Na Europa, finalmente, acontece que a "ficha está caindo" para boa parte da nova geração de cidadãos provenientes das classes médias que buscam reconhecimento profissional e posição social através dos estudos e do esforço. A chamada geração "milenium", daqueles perfeitamente adaptados às novas tecnologias e com educação formal de pós graduados, está desencantada e frustrada com o mercado de trabalho após as reformas trabalhistas, que geraram empregos com poucas garantias, baixa remuneração (incompatível com a expectativa gerada pelos estudos) e funções que não conduzem à satisfação pessoal. A preparação intelectual não está sendo correspondida pela nova realidade das relações de trabalho. De forma que na Espanha se fala que a próxima geração será a "nem nem", que nem trabalha e nem estuda. A taxa de desemprego na Espanha chegou a 40% , nos EUA os salários são os mais baixos dos últimos 30 anos e na Itália há quase que 5 milhões de desempregados em situação de pobreza absoluta.
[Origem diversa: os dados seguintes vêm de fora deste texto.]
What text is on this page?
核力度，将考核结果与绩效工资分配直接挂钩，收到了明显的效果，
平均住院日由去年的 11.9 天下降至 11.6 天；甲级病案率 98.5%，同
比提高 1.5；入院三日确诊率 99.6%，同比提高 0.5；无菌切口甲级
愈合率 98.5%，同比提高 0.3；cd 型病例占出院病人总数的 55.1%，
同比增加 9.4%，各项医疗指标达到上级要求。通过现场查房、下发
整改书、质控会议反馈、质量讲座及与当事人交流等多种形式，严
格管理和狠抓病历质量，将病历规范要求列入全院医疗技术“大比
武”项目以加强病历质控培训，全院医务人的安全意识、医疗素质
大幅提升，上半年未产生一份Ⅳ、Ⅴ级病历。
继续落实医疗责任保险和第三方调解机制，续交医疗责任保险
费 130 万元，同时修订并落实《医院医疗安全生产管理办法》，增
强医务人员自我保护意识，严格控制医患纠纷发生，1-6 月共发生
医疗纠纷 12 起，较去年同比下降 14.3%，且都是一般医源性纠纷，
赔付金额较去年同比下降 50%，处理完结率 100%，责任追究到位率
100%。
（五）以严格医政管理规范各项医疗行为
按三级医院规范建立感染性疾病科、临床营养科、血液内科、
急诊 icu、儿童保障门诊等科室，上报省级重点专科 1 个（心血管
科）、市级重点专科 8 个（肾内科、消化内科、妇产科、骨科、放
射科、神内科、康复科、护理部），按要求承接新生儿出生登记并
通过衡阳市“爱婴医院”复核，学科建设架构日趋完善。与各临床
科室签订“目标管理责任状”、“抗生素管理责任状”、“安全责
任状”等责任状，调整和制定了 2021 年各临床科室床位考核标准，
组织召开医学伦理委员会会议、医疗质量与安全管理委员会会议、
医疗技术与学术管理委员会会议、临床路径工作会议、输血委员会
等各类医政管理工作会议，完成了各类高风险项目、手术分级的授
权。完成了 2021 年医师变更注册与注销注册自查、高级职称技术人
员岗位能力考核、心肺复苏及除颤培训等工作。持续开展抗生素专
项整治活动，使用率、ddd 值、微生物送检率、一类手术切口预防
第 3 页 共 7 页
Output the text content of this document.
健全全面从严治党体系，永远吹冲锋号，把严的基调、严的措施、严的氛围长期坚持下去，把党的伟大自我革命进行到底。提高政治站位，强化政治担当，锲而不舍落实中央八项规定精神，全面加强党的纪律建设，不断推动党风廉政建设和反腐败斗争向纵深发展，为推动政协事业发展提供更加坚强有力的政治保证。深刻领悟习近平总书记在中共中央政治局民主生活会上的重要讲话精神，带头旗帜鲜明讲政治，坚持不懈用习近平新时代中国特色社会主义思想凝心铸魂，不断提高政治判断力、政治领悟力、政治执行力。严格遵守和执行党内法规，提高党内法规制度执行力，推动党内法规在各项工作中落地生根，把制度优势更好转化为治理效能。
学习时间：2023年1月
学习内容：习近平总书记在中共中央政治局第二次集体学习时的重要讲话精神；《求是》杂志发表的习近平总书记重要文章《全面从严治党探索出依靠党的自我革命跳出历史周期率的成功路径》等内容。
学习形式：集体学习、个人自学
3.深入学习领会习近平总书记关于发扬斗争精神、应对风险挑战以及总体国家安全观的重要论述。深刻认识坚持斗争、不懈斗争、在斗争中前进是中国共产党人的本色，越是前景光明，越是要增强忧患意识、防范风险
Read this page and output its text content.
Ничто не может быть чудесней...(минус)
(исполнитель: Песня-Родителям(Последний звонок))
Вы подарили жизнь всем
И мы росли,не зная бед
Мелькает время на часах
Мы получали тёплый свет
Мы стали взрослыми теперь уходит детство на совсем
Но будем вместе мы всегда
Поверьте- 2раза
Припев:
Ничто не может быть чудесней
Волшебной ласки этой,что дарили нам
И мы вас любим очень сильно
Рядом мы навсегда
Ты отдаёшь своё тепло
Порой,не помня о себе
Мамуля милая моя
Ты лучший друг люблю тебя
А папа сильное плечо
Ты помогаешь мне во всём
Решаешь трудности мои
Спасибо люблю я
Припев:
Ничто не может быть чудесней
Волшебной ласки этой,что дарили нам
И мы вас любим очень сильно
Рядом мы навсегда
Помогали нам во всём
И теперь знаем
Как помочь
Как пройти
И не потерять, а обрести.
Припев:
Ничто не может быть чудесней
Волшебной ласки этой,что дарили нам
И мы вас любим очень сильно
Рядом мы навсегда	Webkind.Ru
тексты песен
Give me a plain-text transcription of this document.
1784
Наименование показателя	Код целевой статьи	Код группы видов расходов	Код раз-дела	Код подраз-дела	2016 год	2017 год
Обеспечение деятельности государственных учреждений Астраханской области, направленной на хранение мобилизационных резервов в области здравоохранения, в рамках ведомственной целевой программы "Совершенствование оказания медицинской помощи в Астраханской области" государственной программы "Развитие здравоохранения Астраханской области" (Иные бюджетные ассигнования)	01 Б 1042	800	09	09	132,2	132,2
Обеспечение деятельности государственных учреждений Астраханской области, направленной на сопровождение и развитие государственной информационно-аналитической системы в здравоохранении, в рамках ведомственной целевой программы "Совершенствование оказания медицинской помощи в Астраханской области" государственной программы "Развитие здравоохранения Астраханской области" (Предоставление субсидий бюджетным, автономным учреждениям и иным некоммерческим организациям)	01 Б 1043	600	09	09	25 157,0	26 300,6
O economista Guy Standing, professor na Universidade de Londres, criou o termo "precariado" para se referir a esta classe emergente em todo o mundo e que está sob a insegurança de empregos não permanentes e com pouquíssimas garantias trabalhistas. Em seu livro "A corrupção do capitalismo: por que rentistas prosperam e o trabalho não recompensa", ele analisa os motivos pelos quais hoje vivemos num sistema onde o trabalho duro e o talento não são premiados. Explica que isto teve origem na política econômica gestada nos anos 80 e 90 por economistas  de matriz neoliberal. Eles criaram um sistema rentista, baseado em direitos privados, que afastou a sociedade de uma verdadeira situação de mercado livre. Assim, a competição no mercado livre de trabalho é fictícia no capitalismo atual. Isto ocorre porquanto os proprietários do grande capital estão extraindo rendas do resto da economia e da sociedade. Como consequência, há pessoas super capacitadas e brilhantes compondo o precariado e, por outro lado, gente sem nenhum talento ganhando milhões.

As reformas trabalhistas que geraram esta grande frustração às novas gerações europeias estão chegando agora no Brasil e na América do Sul, juntamente com a onda conservadora. O Congresso Nacional aprovou a reforma trabalhista que retirou as garantias mínimas dos trabalhadores asseguradas pela CLT, prevendo a supremacia do negociado sobre o legislado, e ainda virá a reforma previdenciária. A população, em geral, não se deu conta de que a mesma lógica está sendo instalada por aqui. Acontece que esta elite rentista que tem interesse nas reformas se utiliza de um grande sistema difusor de ideias para obter o consenso e a adesão de ampla maioria da população em torno de sua agenda. Diariamente os grandes canais de televisão, as rádios, os tabloides, revistas e grandes sites jornalísticos fazem o papel de moldar as mentes da audiência.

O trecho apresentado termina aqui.